Vibroacoustic modeling of the control of aircraft cabin noise using piezoelectric actuators

A vibroacoustic modeling methodology for the simulation of noise transmission into an aircraft cabin previously developed by the authors is extended to include the effect of segmented piezoelectric actuation. The structural model of the aircraft fuselage is based on a stiffened shell theory developed by Egle and Sewall. The strain and kinetic energies of the shell, stringers and frames, and the strain energy for the extensional motion of the floor beams are used in a Rayleigh-Ritz analysis to obtain the structural model. The forcing term due to the acoustic pressure disturbance of the propellers is determined by using virtual work considerations. The passive and active effects of the segmented piezoelectric actuators are incorporated in the model by including their energies in the variational approach. The development of the acoustic model of the cabin reduces to a two-dimensional analysis due to the presence of parallel fore and aft bulkheads.
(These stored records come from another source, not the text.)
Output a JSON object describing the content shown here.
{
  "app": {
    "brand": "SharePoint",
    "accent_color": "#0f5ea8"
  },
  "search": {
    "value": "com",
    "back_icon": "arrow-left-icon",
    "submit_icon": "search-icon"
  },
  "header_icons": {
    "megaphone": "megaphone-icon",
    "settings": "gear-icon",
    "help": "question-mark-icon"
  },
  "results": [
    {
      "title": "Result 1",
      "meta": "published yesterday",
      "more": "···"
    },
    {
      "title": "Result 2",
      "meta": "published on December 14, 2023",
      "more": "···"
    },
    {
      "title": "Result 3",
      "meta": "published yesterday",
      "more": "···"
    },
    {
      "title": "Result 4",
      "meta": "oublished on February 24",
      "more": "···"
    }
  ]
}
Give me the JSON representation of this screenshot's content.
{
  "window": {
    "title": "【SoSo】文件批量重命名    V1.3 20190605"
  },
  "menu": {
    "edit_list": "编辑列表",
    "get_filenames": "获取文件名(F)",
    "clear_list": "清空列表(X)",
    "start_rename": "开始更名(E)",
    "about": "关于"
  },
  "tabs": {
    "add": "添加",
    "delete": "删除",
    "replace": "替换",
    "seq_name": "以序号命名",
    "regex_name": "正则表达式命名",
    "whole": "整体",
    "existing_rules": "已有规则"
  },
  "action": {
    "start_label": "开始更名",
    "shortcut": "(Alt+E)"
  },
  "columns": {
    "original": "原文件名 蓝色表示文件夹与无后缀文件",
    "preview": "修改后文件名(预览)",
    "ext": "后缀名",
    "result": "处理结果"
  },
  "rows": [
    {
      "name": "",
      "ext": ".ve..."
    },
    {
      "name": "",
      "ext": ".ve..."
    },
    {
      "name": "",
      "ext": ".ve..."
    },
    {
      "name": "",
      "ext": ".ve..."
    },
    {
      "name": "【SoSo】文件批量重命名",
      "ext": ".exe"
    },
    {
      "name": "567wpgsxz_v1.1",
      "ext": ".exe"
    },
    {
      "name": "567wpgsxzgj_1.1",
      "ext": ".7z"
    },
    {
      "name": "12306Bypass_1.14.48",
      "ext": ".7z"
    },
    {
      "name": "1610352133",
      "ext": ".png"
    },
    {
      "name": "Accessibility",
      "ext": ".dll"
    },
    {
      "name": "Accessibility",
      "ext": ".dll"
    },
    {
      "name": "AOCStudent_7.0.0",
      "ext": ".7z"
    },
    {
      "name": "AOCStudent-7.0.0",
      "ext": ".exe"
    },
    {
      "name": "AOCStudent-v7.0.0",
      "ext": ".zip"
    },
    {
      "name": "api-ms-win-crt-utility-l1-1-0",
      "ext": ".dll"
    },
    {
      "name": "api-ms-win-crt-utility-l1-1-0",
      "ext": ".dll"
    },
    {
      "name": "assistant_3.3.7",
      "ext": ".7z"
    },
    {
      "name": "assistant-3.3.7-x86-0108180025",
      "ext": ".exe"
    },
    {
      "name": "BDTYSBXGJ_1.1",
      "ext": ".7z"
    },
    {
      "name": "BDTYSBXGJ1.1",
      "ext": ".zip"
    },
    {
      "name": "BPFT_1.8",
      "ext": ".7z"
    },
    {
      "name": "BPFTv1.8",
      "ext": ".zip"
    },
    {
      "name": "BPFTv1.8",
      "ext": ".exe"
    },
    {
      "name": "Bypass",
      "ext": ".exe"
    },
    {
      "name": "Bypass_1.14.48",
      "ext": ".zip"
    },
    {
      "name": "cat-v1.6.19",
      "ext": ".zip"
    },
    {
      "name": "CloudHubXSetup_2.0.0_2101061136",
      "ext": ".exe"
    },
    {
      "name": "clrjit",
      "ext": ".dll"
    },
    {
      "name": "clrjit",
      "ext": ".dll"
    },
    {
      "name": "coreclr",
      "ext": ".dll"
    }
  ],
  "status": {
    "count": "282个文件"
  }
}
The coupled vibroacoustic model, which includes terms that represent the inherent fluid-structure interaction, is developed from the structural and acoustic modal models. The control performance of the piezoelectric actuators is evaluated by considering the minimization of the sum of the squares of the interior sound field or structural response at a number of finite locations as the control objective. The acoustic and structural responses to one actuator and sensor arrangement are evaluated and discussed.